June 2023 Shows

All planetarium shows begin at 7:30pm.

Admission opens at 7:00pm; $5/adult, $3/student, 6 and under free.

Telescope viewing afterwards on clear nights

June 3 – The Magic Carpet Tour

We can use the star projector in the planetarium to pretend to fly anywhere on Earth – like a magic carpet! Gena Crook will demonstrate the motion of the stars across the sky at the equator, the north pole, and the southern hemisphere. We will also watch how the sun changes positions at these locations. You may be surprised if you haven’t actually been to the equator or the north pole in person! This program will put the star projector to work and allow us to see its unique educational capabilities.

Presented by Gena Crook

June 10 and 24 – The Universe is Trying to Kill You

Beyond the calamities that face us here on our planet, there are other forces in the universe that can do us in. Since our planet formed, it has been under constant threat of annihilation from both terrestrial and extraterrestrial influences. There are numerous terrestrial or natural events that can and do occur, such as hurricanes, volcanoes, and earthquakes, that have terrible outcomes. These disastrous terrestrial events pale in comparison to some of what lies out in the solar system and beyond that could cause our ultimate demise, such as giant meteors, comets, asteroids, exploding stars, and more. Join us as we take a somewhat lighthearted, tongue-in-cheek look at the dark shadow of doom that awaits us from within our solar system and the deep recesses of the universe. 

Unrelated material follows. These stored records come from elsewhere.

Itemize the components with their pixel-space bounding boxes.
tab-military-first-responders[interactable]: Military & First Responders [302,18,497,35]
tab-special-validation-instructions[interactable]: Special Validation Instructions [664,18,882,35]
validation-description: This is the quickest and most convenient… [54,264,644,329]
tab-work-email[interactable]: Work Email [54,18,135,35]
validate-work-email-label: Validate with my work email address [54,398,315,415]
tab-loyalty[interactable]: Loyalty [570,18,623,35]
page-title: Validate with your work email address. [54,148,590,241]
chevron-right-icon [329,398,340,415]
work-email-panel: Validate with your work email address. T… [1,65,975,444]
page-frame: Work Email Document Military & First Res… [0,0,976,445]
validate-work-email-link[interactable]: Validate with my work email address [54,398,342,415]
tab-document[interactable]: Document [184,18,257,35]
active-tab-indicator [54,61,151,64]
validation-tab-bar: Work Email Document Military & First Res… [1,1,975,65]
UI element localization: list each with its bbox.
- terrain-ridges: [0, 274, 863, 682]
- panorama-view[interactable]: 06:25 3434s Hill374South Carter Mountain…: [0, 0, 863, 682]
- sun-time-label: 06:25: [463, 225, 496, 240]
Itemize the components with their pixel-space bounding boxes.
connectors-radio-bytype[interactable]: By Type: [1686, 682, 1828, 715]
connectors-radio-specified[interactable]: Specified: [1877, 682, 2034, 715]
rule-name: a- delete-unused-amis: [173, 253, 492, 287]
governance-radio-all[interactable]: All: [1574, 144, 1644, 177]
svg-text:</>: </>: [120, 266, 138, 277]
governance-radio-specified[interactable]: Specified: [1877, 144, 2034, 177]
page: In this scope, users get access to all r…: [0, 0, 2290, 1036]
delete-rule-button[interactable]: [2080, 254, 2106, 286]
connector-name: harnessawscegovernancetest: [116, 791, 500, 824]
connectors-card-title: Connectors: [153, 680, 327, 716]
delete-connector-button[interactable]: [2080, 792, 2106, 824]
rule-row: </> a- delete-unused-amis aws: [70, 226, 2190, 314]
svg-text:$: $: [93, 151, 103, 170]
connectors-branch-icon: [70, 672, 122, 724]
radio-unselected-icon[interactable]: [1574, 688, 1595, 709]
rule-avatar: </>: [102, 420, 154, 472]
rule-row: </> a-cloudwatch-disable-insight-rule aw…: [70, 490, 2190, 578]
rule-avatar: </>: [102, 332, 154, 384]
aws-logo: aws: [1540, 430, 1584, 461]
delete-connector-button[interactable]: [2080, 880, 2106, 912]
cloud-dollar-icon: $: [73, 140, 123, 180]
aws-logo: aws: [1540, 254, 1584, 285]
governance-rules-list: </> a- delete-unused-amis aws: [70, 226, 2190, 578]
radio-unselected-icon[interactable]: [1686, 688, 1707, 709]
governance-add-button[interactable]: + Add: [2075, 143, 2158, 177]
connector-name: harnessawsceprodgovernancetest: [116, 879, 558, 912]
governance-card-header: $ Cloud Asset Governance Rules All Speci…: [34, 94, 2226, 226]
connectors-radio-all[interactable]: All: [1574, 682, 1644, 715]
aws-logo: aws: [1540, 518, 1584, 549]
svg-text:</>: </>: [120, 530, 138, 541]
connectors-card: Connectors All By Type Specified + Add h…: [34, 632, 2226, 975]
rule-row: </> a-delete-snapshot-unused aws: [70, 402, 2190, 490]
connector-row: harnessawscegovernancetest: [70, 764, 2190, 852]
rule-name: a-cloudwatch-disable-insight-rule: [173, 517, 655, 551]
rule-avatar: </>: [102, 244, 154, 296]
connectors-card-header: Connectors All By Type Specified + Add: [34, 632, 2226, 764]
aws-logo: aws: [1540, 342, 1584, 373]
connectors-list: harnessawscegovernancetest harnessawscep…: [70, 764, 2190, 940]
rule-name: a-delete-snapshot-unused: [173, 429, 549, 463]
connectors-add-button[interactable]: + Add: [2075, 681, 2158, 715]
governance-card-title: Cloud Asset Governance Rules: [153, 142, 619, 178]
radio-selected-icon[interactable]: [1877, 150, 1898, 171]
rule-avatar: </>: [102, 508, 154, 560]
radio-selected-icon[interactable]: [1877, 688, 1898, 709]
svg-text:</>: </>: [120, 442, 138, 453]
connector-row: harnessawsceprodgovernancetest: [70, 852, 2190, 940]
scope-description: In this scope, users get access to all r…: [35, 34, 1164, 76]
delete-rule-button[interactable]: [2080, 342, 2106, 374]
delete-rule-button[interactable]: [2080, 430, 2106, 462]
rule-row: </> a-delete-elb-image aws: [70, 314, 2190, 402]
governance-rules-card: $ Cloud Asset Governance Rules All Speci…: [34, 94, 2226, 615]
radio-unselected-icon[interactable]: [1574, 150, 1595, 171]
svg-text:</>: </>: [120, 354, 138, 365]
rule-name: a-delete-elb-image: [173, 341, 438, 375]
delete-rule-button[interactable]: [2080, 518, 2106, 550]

Presented by Jared Cassidy, VBAS Planetarium Director

June 17 – Hairy Stars

To our forebears, comets were the oddest things. They didn’t look like the stars, they didn’t wander like the planets, and they were often seen following or preceding the Sun in the evening or morning sky. It’s no wonder that they were often associated with doom and change! The word ‘comet’ comes from an ancient Greek word meaning ‘long haired’ and in this presentation, we’ll look at what we know about these hairy stars from observations and space probes and how comets could be the key to exploring our galaxy!